All the wisdom in the world has been summed up for us in a person. His name is Jesus! Paul says in 1 Corinthians 1:24, “Christ is the mighty power of God and the wonderful wisdom of God.” John tells us that no one has ever seen God at any time but that He took on a body of flesh (we call that the incarnation), and pitched his tent with us. The literally rendering of the phrase is “pitched his tent” or “tabernacled” with us. The presence of God was manifested in the tabernacle during the wilderness wanderings which was housed in a temporary, and movable, facility. We call those facilities tents. The Bedouins still live in tents today. We’ll see them next month along the roads when we travel from the northern areas of Israel to the southern ones around the Dead Sea. The tents serve as houses for the Bedouin families. Having seen the tents in Israel, I’ve been very receptive to the writer’s attempt to make John 1:14 come alive for us in the translation that says, “And the Word became flesh and moved into our neighborhood.” He was indeed “God with us.”
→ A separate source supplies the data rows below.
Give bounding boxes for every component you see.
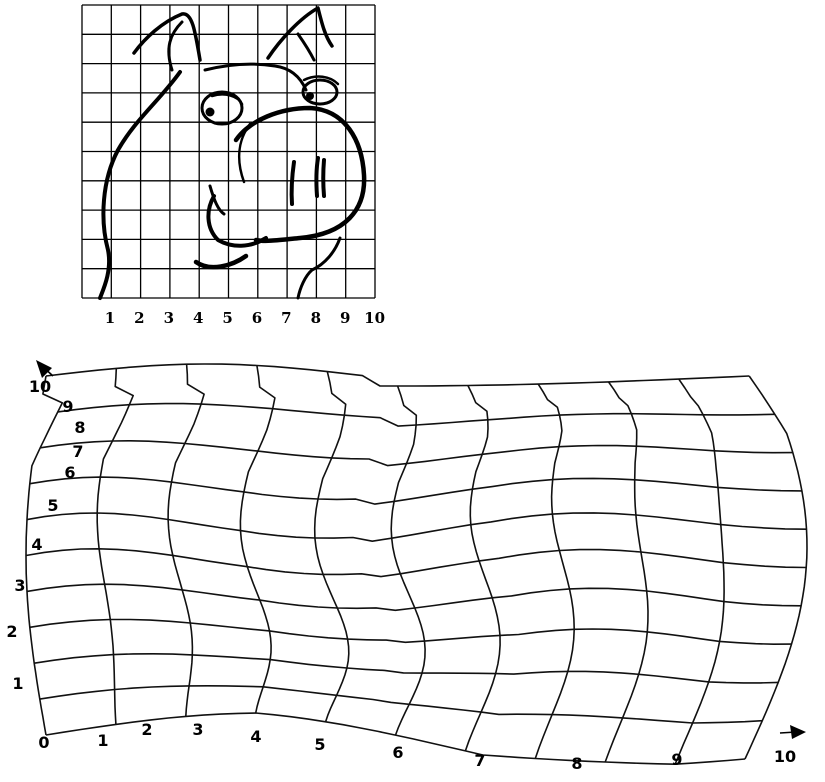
warped-y-label: 1 xyxy=(12,674,23,693)
pig-snout xyxy=(233,105,367,244)
warped-grid-vline xyxy=(534,383,575,759)
warped-grid-vline xyxy=(390,385,426,736)
pig-right-eye-brow xyxy=(302,75,340,86)
pig-right-nostril-2 xyxy=(321,158,326,198)
warped-y-label: 4 xyxy=(31,535,42,554)
warped-grid-vline xyxy=(604,381,649,763)
warped-x-label: 4 xyxy=(250,727,261,746)
warped-x-label: 1 xyxy=(97,731,108,750)
pig-chin xyxy=(193,253,249,270)
ref-column-label: 8 xyxy=(311,309,321,327)
pig-right-ear-inner xyxy=(296,32,316,62)
warped-y-label: 8 xyxy=(74,418,85,437)
warped-grid-axes xyxy=(36,360,806,739)
warped-grid-hline xyxy=(39,685,763,724)
ref-column-label: 3 xyxy=(164,309,174,327)
warped-y-label: 7 xyxy=(72,442,83,461)
pig-snout-left-edge xyxy=(237,122,252,184)
warped-y-label: 6 xyxy=(64,463,75,482)
warped-x-label: 10 xyxy=(774,747,796,766)
warped-grid-vline xyxy=(239,365,276,714)
warped-grid-hline xyxy=(25,548,807,578)
ref-column-label: 9 xyxy=(340,309,350,327)
warped-grid-hline xyxy=(45,712,746,765)
pig-right-eye xyxy=(301,78,339,106)
warped-x-label: 7 xyxy=(474,751,485,770)
y-axis-arrow-shaft xyxy=(41,365,54,377)
warped-x-label: 0 xyxy=(38,733,49,752)
warped-grid xyxy=(25,363,808,765)
warped-grid-hline xyxy=(34,653,779,684)
warped-grid-vline xyxy=(96,368,134,725)
ref-column-label: 6 xyxy=(252,309,262,327)
warped-grid-hline xyxy=(40,440,793,467)
ref-column-label: 2 xyxy=(134,309,144,327)
warped-x-label: 5 xyxy=(314,735,325,754)
pig-left-eye xyxy=(200,90,244,126)
pig-left-eye-lid xyxy=(210,93,244,106)
warped-grid-hline xyxy=(26,512,807,542)
pig-left-ear xyxy=(132,12,202,62)
x-axis-arrowhead xyxy=(790,725,806,739)
pig-right-nostril-1 xyxy=(314,156,320,198)
warped-grid-vline xyxy=(674,378,725,765)
warped-grid-hline xyxy=(45,363,750,387)
warped-y-label: 9 xyxy=(62,397,73,416)
warped-grid-hline xyxy=(26,583,802,612)
pig-neck xyxy=(296,236,342,300)
pig-left-ear-inner xyxy=(167,20,184,72)
ref-column-label: 4 xyxy=(193,309,203,327)
warped-y-label: 5 xyxy=(47,496,58,515)
pig-right-ear xyxy=(266,6,334,60)
warped-grid-hline xyxy=(29,476,802,505)
reference-column-labels: 1 2 3 4 5 6 7 8 9 10 xyxy=(105,309,385,327)
warped-grid-hline xyxy=(57,402,775,427)
warped-y-label: 2 xyxy=(6,622,17,641)
pig-right-pupil xyxy=(306,92,314,100)
warped-grid-vline xyxy=(167,364,205,717)
warped-x-label: 8 xyxy=(571,754,582,773)
pig-head-outline xyxy=(98,70,182,300)
warped-x-label: 2 xyxy=(141,720,152,739)
pig-left-nostril xyxy=(289,160,296,206)
warped-grid-vline xyxy=(25,375,64,736)
ref-column-label: 10 xyxy=(364,309,385,327)
warped-grid-vline xyxy=(464,385,501,752)
pig-left-pupil xyxy=(205,107,215,117)
ref-column-label: 5 xyxy=(222,309,232,327)
x-axis-arrow-shaft xyxy=(779,731,797,734)
warped-x-label: 6 xyxy=(392,743,403,762)
warped-x-label: 9 xyxy=(671,750,682,769)
warped-grid-hline xyxy=(29,618,792,645)
warped-grid-vline xyxy=(313,371,350,723)
y-axis-arrowhead xyxy=(36,360,52,378)
warped-y-label: 3 xyxy=(14,576,25,595)
pig-drawing xyxy=(98,6,367,300)
ref-column-label: 7 xyxy=(281,309,291,327)
pig-head-top xyxy=(203,62,308,92)
pig-mouth xyxy=(206,194,268,248)
warped-y-label: 10 xyxy=(29,377,51,396)
ref-column-label: 1 xyxy=(105,309,115,327)
pig-mouth-upper xyxy=(208,184,226,216)
warped-x-label: 3 xyxy=(192,720,203,739)
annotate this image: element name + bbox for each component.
Horatius Bonar said, “All that is in God, all that can come forth out of God is contained in Christ. He is the full representative of the invisible and incomprehensible Jehovah. He is the brightness of Jehovah’s glory and the express image of his person. In the works of creation God has displayed portions of his wisdom, but in Christ he put forth the whole of it, so it can be said of Christ, he is the wisdom of God. Thus, the knowledge of Christ not only transcends all other knowledge, but includes them all; the study of this embodiment of all that is in God is not only superior to but embraces all other studies.”
In 1 Corinthians, Paul focuses his lesson by contrasting the wisdom of the world with the wisdom of God. He contrasts the rulers of this world, and their wisdom, with Jesus as God’s wisdom. He says that if the rulers of this world would have “…known the wisdom of God, they would not have crucified the lord of Glory” (1 Corinthians 2:7-8). John Piper summarizes this by saying, “the rulers who put Jesus to death are probably the most vivid example of the fact that you can measure a person’s true wisdom by whether they recognize Jesus as the Lord of glory…You can tell whether a person’s mind is dominated by the wisdom of the world or the wisdom of God by whether he acknowledges the crucified Christ to be not a criminal but the Lord of glory.”
In the Fall I’m hoping to begin a new series on Jesus. If it’s true, that the entire corpus of God’s wisdom is embodied in Christ, I can’t think of a better subject to study. I’m thinking about calling it “Jesus, Jesus, Jesus!” I’m going to argue that absolutely everything from the creation of the world in Genesis to the creation of the New World at the end of Revelation can only be understood through the knowledge of Jesus Christ, the full incarnation of God and God’s wisdom.